Pullman Philip, Contes de Grimm, traduit
de l’anglais par Jean Esch, images de Shaun
Tan, Gallimard, 2014, 495 p. 35€
En 2004, Philip Pullman publiait
Aladin et la lampe merveilleuse (1). Que l'auteur de La Croisée
des mondes s'intéresse aux contes des Mille et une nuits entrait
en échos avec son attrait pour le merveilleux. Conscient du danger de
l'adaptation, Pullman réécrivait l'histoire d'Aladin en s'appuyant sur deux
apports. Le premier était de prendre au sérieux la pérégrination des contes des
Mille et une nuits. Pullman faisait alors le choix de la
déterritorialisation du conte d'Aladin, conte écrit en arabe mais qui parcourt la Chine et l'Inde. Et c'est
dans la richesse des coutumes des pays étrangers que la version de Pullman
cherchait la solution aux problèmes rencontrés par les héros et héroïnes. C'est
le premier apport : le conte est universel parce qu'il traverse les pays à
l'instar de ses personnages et dans la richesse de l'étrangeté se crée la
solution aux problèmes humains. Le second apport, résidait dans l'usage des
métaphores pour donner corps à la fiction. En effet, par leur jeu rhétorique,
Pullman faisait glisser le texte vers une érotisation des situations et des
tableaux. Le corps séducteur, mais aussi l'attrait des sensations agréables
(goûts, parfums etc.) devenaient ainsi des clés qui ouvraient au dénouement des
situations inextricables.
Dix
ans plus tard, Pullman récidive dans le domaine de l’adaptation/réécriture de
contes. Le livre paru en 2012 à Londres rassemble cinquante contes de Grimm,
réécrits au plus près des conventions du genre, avec un hommage appuyé aux
frères Grimm, Jacob (1785-1863) et Wilhelm (1786-1859). Le conte est un genre
de restitution de paroles, une transcription donc une réécriture et recomposition
en une ou plusieurs fois d’histoires entendues ou, de nos jours, plus souvent,
lues. Et c’est parce que « le conte
est dans un perpétuel état de devenir et d’altération » qu’il ne faut pas
l’enfermer dans la cage d’une seule interprétation, mais ouvrir la porte des
compréhensions et des actualisations. Si le ton du conte est « serein et anonyme » (James Merrill
cité par Pullman), au point de laisser croire à une absence d’auteur, le genre
appelle l’interprète, le conteur : « raconter des histoires est un art de l’improvisation, comme l’écriture »
écrit Pullman.
Pullman
relit les cinquante contes, par lui choisis avec le stylo.
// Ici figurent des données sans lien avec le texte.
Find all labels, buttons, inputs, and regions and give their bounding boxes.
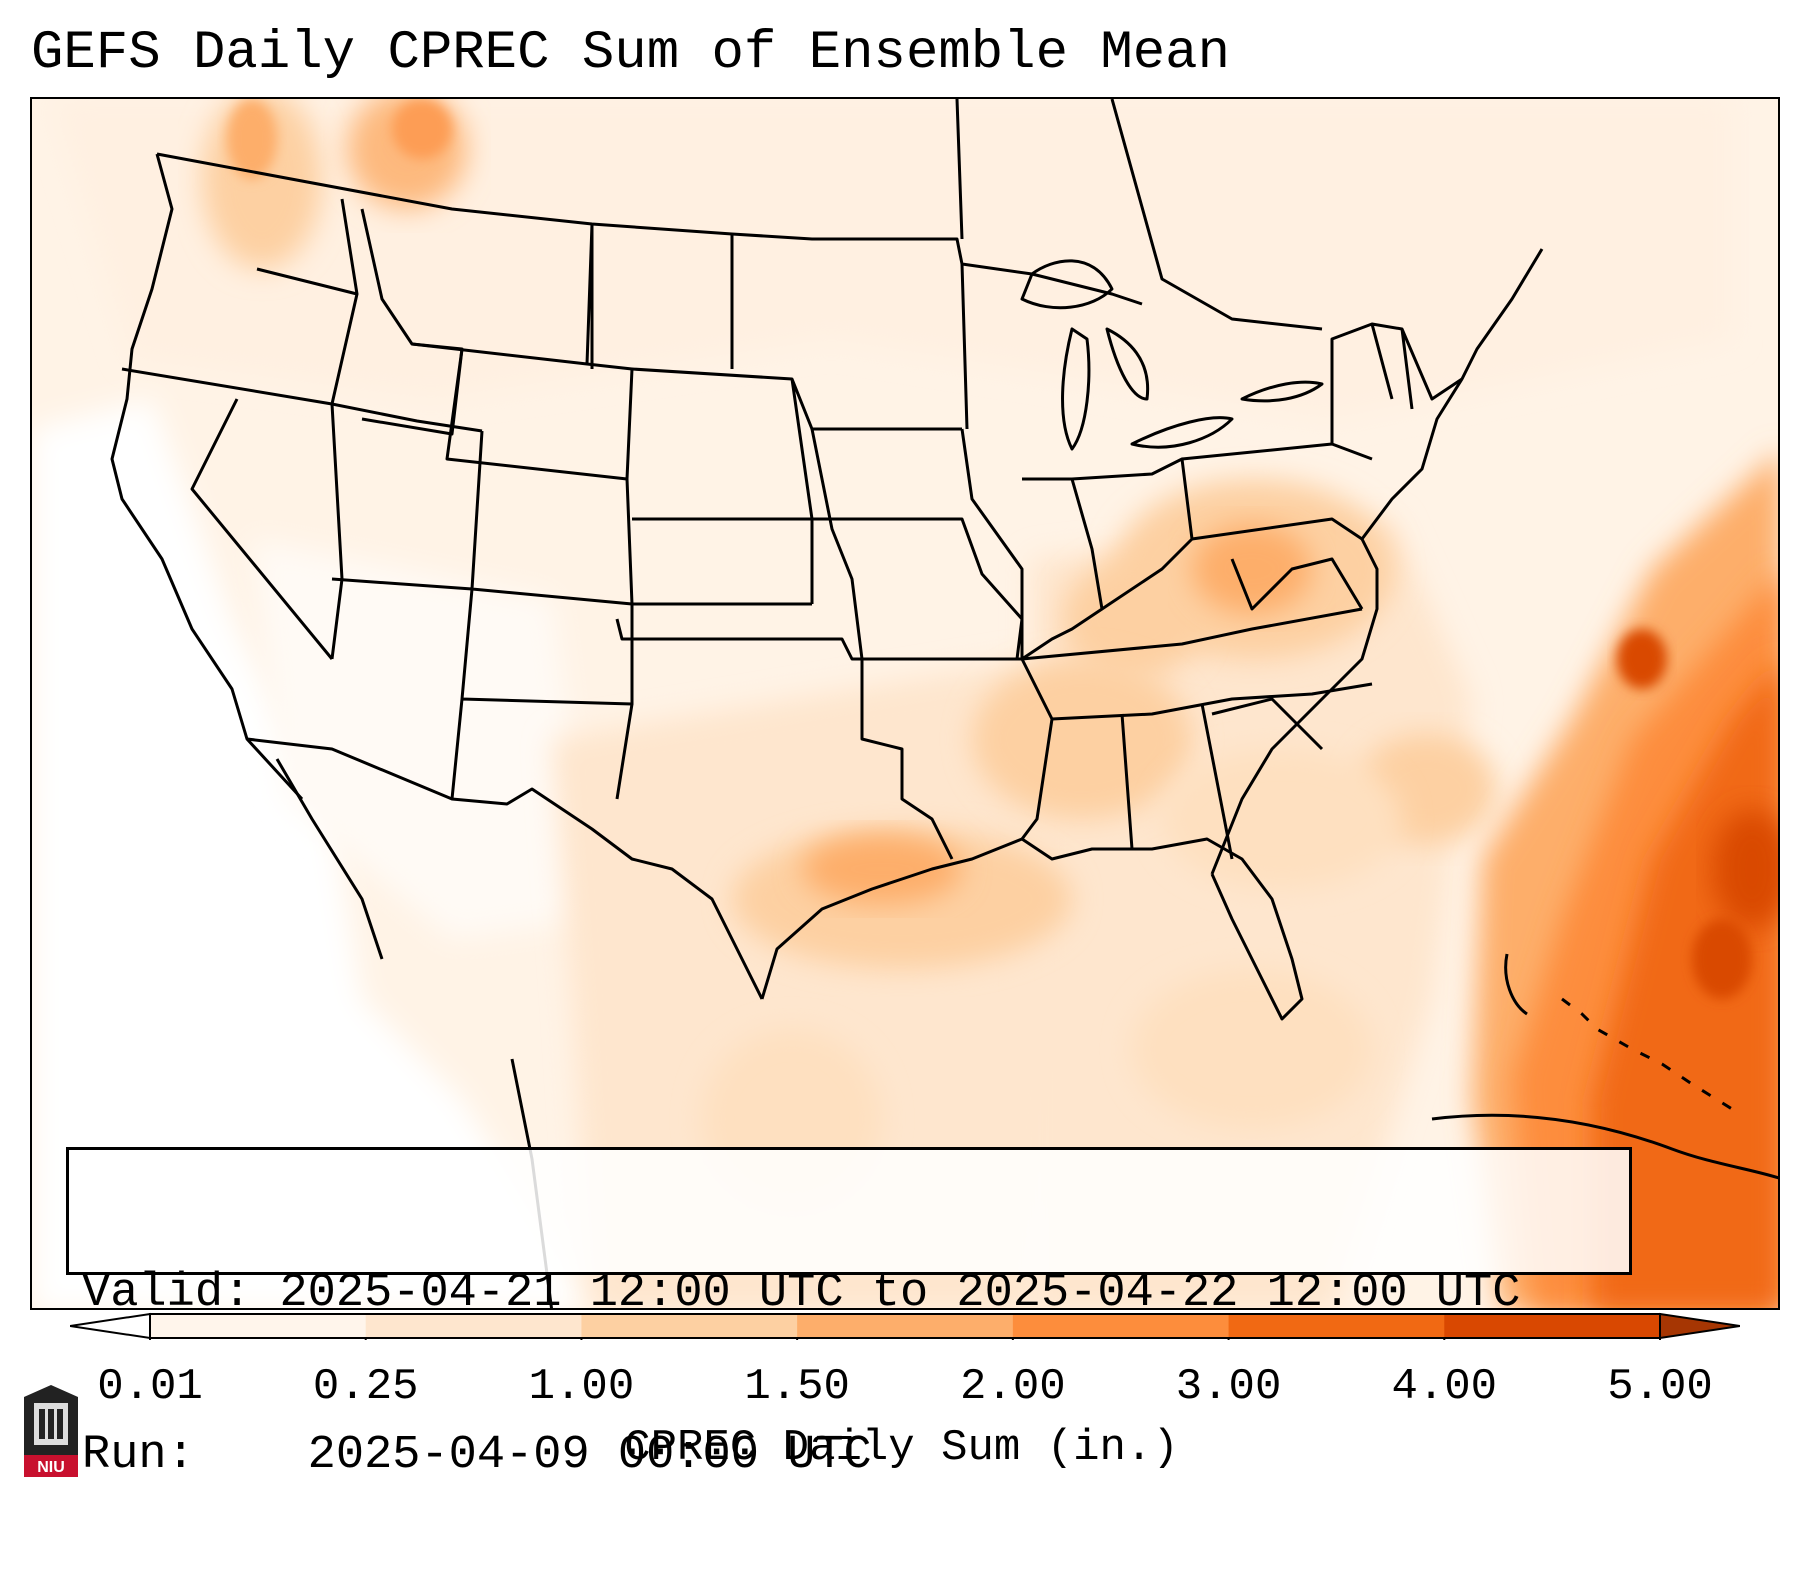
- state-border: [812, 517, 1024, 660]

Il en respecte les
caractéristiques : rapidité de l’histoire qui repose sur la succession de
péripéties, pas de psychologie des personnages mais des figures emblématiques,
prévalence absolue de l’action sur la description. L’illustrateur Shaun Tan a
appuyé de ses créations cet ancrage générique au conte. Travaillant sur des
figurines réalisées en papier mâché et terre glaise séchée travaillées au
ciseau et peintes « à l’acrylique, à
la poudre métallique, à la cire de bougie et au cirage » (2), il
montre des personnages imaginaires « dénués
de profondeur » car très approximatifs dans leur contour. L’univers de
nulle part ainsi créé par ces figurines, photographiées dans un décor sobre souvent réduit à un
arrière-plan, adhère à l’a-temporalité du genre tout en immisçant le mystère, l’énigme.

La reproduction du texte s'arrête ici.